At the very start, let us leave politics, Brexit, out of this - for one thing because, whether you voted leave or remain in June 2016 (or indeed whether you did not vote at all), if you do business with the European Union, from May 2018 you will have to work to the European Union's General Data Protection Regulation (GDPR). We will have to wait and see what the UK does about its law in this field, which dates from 1998, the Data Protection Act. Given the vast changes in technology since then ('cookies', for instance, on websites), it was due a revision, which indeed was the reason the European Union brought in (eventually) the GDPR.

Not for the first time the author in particular and his publishing arm in general have explained an IT security or related subject - what can so often be dry and forbidding - concisely and authoritatively (and the two do not easily go together).

Alan Calder opens with a few pages of history - you can never go wrong by doing that - then sensibly takes us through definitions and terms, before going through the nuts and bolts of the regulation. Some of the parts we may have come across in the mainstream media already, such as 'the right to be forgotten' - strictly speaking, the right to erasure of your data. Other parts we may be on nodding terms with from complying with data protection already, such as processing and retention of data, the rights of the data subject, and the data controller. Having done that, he takes us to the part businesses and indeed anyone handling data needs to know about; complying with the regulation.
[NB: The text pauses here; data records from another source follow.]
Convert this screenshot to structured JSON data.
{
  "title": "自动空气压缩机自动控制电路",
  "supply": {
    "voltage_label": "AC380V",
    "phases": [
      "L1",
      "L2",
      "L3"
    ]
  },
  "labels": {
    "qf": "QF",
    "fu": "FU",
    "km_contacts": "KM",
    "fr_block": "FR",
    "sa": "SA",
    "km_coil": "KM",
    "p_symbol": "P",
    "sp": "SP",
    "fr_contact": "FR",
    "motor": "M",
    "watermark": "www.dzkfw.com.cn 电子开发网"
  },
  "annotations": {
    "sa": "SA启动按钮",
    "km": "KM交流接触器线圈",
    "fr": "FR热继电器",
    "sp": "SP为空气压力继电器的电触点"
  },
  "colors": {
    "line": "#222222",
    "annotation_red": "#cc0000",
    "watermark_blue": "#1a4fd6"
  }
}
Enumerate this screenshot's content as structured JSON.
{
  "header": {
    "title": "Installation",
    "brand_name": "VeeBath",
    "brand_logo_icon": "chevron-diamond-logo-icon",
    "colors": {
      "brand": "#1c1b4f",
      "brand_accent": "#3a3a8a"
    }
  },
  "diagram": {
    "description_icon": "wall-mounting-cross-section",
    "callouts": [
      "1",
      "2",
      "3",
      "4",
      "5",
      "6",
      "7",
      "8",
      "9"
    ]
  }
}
Calder notes that after the dismantling of the 'Safe Harbor Framework' between the EU and the United States in 2015, we are in 'something of a vacuum', as the new agreement between those blocs, the EU-US Privacy Shield, has not come into effect yet.
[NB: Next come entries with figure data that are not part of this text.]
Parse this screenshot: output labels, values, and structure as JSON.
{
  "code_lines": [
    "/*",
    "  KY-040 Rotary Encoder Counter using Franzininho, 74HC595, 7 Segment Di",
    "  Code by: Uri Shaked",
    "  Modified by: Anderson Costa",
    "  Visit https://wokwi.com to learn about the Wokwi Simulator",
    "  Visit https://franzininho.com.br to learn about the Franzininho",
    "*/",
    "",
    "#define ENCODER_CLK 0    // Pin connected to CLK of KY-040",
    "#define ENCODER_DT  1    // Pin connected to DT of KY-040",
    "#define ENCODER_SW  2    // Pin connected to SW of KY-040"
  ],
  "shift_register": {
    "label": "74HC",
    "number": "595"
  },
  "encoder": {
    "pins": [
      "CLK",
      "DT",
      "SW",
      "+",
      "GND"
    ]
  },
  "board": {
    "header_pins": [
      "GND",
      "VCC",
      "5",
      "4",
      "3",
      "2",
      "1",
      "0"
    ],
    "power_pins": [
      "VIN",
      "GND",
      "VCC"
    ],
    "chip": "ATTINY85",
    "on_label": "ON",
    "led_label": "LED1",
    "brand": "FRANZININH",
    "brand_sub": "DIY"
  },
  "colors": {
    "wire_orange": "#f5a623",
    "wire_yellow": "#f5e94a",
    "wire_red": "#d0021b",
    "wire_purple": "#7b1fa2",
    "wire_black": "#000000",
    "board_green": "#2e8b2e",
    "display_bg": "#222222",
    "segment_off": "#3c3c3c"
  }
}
Remember, the author points out, that you must be compliant by the time the regulation comes into force, in May 2018; as he puts it, it would be a real shame if you were one of the first organisations hit with an 'administrative penalty' under the regulation; and that fine could be up to 20 million euros, or 4pc of your global annual turnover, whichever is greater. Understand your obligations and exposure, the guide advises; and if you have concerns, consult a legal expert. Nor should you forget PCI DSS about data security for credit card information, if you are a retailer or otherwise handling such data.

You should understand for instance what constitutes personal data - photographs, if they can identify someone, are personal data. And where is that data, physically? You may say, the cloud, but where is your cloud supplier based? As the book advises, review contracts with third parties; your procurement, and outsourcing. To leave the book for a moment, Professional Security in its January 2017 print issue featured Microsoft, which is hosting through its Azure service body camera data from the Metropolitan Police, by the thousands of body cams, in UK data centres; the IT firm is making much of its UK bases, no doubt with this upcoming regulation in mind.

To return to the book. It reminds you that 'the regulation requires quite a bit of documentation'; as so often, it's one thing to comply, it's another to show that you comply (and not having the records, or rather not being able to find them, has led at least one UK organisation to come a cropper big time with the UK's data protection regulator, the ICO). Calder suggests that an information security management system on the ISO 27001 lines should be the starting point; a risk-based approach. Identify risk, implement appropriate controls (whether technical, physical, or in the set-up of your organisation). The point there is that 27001 like related ISO standards is a process, that you test, and review; which is handy as the risks and cyber-threats evolve; so can you assess, and evolve too, to keep on complying.

About the author

Alan Calder, the founder and executive chairman of IT Governance Ltd, is an author of many books on information security and IT governance issues. For example, he co-wrote the compliance guide IT Governance: An International Guide to Data Security and ISO27001/ISO27002, which is the basis for the Open University’s postgraduate course on information security.